JAKARTA – Di tengah krisis kemanusiaan yang terus bergejolak di Gaza, mantan Wakil Menteri Luar Negeri RI, Dino Patti Djalal, melontarkan pernyataan tajam mengenai arah diplomasi internasional. Pada Kamis (5/2/2026), Dino menegaskan bahwa pembentukan dan optimalisasi Board of Peace (BoP) kini bukan lagi sekadar alternatif, melainkan satu-satunya opsi yang masuk akal untuk menghentikan pertumpahan darah.
Pernyataan ini muncul menyusul kegagalan sejumlah mekanisme multilateral konvensional dalam menghasilkan gencatan senjata yang permanen dan solusi dua negara yang berkeadilan.
Mengapa “Board of Peace” Menjadi Kunci?
Dino Patti Djalal menilai bahwa struktur diplomasi lama cenderung terjebak dalam kepentingan veto negara-negara besar. Menurutnya, Board of Peace menawarkan pendekatan yang lebih inklusif dan progresif.
-
Netralitas Aktif: BoP dianggap mampu merangkul aktor-aktor non-tradisional yang memiliki pengaruh langsung di lapangan.
-
Terobosan Kebuntuan Veto: Inisiatif ini dirancang untuk bergerak di luar belenggu birokrasi Dewan Keamanan PBB yang sering kali mengalami kebuntuan terkait isu Palestina.
-
Momentum Indonesia: Sebagai negara dengan populasi Muslim terbesar dan rekam jejak diplomasi yang bersih, Indonesia dipandang Dino memiliki posisi tawar tinggi di dalam organisasi ini.

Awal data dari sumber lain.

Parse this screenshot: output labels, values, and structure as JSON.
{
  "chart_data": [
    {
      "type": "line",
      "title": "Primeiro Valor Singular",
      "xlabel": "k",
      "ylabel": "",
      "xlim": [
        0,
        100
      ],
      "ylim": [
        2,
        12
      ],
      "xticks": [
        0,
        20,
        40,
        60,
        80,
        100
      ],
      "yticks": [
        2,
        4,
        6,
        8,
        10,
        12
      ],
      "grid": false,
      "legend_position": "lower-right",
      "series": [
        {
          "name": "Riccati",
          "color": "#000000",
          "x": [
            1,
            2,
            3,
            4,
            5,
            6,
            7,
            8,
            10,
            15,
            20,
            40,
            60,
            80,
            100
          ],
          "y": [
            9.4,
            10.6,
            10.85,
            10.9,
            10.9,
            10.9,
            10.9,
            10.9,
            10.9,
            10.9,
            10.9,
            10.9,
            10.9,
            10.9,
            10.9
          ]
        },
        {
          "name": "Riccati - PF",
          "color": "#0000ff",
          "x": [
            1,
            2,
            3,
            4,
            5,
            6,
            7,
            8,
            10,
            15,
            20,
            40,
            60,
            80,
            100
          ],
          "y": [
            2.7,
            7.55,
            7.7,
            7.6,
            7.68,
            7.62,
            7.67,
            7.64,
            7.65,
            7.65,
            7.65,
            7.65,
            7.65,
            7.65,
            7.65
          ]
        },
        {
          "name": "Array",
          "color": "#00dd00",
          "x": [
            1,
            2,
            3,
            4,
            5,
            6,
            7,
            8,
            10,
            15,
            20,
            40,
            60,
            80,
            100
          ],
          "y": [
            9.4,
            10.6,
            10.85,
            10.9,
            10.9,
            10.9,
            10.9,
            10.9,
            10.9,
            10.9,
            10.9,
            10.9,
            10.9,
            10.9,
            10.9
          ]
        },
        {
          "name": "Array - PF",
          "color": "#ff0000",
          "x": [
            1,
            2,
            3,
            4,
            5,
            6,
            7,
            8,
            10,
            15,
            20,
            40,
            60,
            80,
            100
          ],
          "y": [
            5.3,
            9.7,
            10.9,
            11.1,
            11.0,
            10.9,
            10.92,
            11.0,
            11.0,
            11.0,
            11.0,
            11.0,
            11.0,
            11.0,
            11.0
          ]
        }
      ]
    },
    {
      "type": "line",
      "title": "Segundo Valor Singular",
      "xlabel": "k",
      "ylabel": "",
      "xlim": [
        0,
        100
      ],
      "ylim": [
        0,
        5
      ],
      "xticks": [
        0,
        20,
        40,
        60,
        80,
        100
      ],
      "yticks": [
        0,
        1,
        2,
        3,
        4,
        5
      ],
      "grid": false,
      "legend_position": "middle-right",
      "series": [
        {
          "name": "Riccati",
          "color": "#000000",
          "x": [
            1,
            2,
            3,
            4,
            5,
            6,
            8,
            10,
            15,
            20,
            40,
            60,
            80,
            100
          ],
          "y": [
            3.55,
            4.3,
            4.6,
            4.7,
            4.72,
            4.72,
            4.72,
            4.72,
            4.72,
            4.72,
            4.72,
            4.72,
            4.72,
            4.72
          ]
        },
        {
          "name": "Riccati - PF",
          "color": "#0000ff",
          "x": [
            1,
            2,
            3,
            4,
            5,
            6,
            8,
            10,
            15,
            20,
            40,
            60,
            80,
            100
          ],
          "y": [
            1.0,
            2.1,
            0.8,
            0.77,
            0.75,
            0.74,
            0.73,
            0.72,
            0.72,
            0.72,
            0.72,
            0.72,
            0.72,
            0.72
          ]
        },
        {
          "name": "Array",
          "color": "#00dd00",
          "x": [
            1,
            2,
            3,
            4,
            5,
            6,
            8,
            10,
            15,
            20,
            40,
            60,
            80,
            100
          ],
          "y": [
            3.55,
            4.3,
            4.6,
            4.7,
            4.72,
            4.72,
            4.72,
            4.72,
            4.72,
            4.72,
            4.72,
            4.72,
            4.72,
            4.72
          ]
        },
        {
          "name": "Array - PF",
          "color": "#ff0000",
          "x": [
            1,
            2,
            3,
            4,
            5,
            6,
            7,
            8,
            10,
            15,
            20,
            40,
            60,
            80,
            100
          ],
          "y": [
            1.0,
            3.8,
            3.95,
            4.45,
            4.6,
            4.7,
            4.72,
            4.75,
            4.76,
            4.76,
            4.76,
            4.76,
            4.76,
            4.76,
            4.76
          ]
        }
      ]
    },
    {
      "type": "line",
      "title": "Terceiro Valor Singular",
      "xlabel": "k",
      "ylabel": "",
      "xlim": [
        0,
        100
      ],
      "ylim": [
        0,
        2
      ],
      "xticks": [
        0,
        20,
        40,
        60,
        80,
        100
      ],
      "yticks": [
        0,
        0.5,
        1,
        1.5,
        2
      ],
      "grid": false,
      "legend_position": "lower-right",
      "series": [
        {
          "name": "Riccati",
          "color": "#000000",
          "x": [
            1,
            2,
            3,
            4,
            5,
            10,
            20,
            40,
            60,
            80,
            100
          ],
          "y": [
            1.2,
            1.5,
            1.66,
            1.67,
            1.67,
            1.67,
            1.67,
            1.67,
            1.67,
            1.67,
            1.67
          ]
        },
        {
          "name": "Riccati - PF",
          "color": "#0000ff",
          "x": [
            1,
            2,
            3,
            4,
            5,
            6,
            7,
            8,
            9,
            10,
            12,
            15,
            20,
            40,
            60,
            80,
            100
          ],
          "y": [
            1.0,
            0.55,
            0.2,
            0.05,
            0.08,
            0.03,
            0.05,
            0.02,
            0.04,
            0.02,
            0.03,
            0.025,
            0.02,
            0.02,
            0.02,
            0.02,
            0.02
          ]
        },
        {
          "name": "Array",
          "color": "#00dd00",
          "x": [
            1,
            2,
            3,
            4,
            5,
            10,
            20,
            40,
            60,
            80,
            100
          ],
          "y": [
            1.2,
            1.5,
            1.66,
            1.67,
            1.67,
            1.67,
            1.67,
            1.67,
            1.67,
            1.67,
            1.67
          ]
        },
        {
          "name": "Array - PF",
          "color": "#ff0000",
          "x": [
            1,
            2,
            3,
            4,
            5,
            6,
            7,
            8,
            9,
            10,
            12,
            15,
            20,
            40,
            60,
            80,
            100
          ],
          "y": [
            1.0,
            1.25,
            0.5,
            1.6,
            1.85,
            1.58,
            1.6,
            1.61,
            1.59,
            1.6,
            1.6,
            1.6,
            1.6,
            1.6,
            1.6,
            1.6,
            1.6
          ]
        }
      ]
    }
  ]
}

Tantangan dan Harapan bagi Indonesia
Meskipun Seskab Teddy sebelumnya menyatakan Indonesia masih mengkaji pembayaran iuran BoP, Dino melihat bahwa kontribusi Indonesia—baik secara finansial maupun pemikiran—sangat krusial. Baginya, investasi di BoP adalah investasi untuk stabilitas kawasan yang berdampak langsung pada kepentingan ekonomi dan politik dalam negeri.
“Kita tidak bisa lagi menggunakan cara-cara lama untuk masalah yang sudah membusuk puluhan tahun. Board of Peace adalah harapan terakhir bagi Gaza jika dunia memang serius menginginkan perdamaian, bukan sekadar retorika di podium,” ungkap Dino Patti Djalal di Jakarta, Kamis (5/2/2026).
Keterlibatan Indonesia dalam BoP, menurut Dino, akan membuktikan bahwa kepemimpinan “Bebas Aktif” Indonesia masih sangat relevan dalam menentukan arah perdamaian dunia di tahun 2026.